Markers examined and construction of sequence datasets
We focused on a set of eight DNA metabarcoding markers (Bact02, Euka02, Fung02, Sper01, Arth02, Coll01, Inse01, Olig01) targeting different taxonomic groups (Table 1). Four of these markers can be considered as generalist, i.e. targeting entire superkingdoms or kingdoms: Bact02 targeting Bacteria; Euka02 targeting Eukaryota; Fung02 targeting Fungi; Sper01 targeting Spermatophyta (vascular plants). One marker was intermediate (Arth02; targeting arthropods, i.e. the most species-rich phylum on Earth). Finally, three were more specific, i.e. targeting groups from classes to subclasses: Coll01 targeting Collembola (springtails); Inse01 targeting Insecta; Olig01 targeting Oligochaeta (earthworms).

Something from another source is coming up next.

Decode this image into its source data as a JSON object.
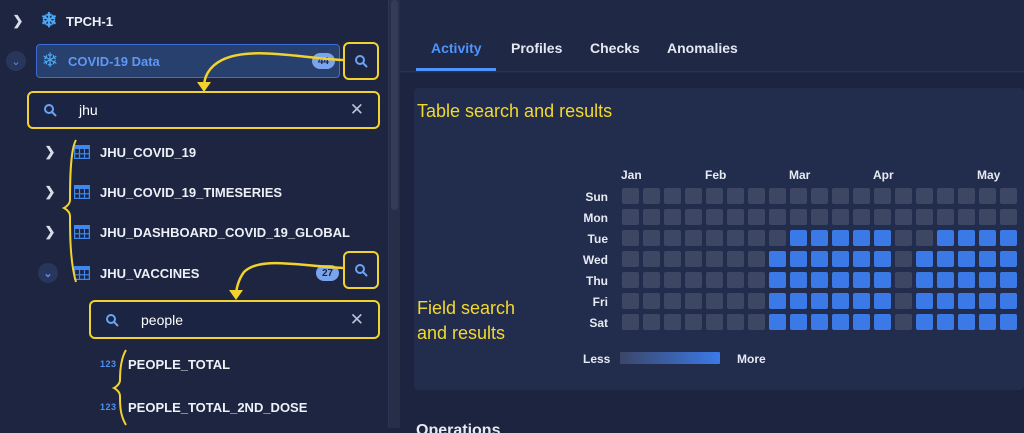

For each of these markers, a sequence database was built from EMBL release 140 as follows. An in silico PCR was first carried out by running the program ecoPCR (Ficetola et al. 2010) using the corresponding primers (Table S1). Three mismatches per primer were allowed (-e option), and the amplified amplicon length without primers was restricted (-l and -L options) to the expected length interval (Table S1). The amplified sequences were further filtered by keeping only those belonging to the target taxonomic group, showing a taxonomic assignment (i.e. taxid) at the species and genus levels and having no ambiguous nucleotides. This allowed assembling a working dataset, from which we extracted two sub-datasets. The “within-species” dataset was built by keeping only species for which at least two sequences (identical or not) were available; if >2 sequences were available for a given species, we randomly selected two sequences for that species. The “within-genus” dataset was built by keeping only genera for which at least two sequences were available; if >2 sequences were available for a given genus, we randomly selected two sequences for that genus. For some markers (Bact02, Euka02, Fung02, Inse01, Sper01), the within-species dataset and sometimes the within-genus dataset still contained a very large number of sequences (>10,000). To limit computation time for these markers, we randomly selected a subset of 5000 different taxa, to reach a final number of sequences equal to 10,000. Table S2 summarizes the number of sequences in the different datasets.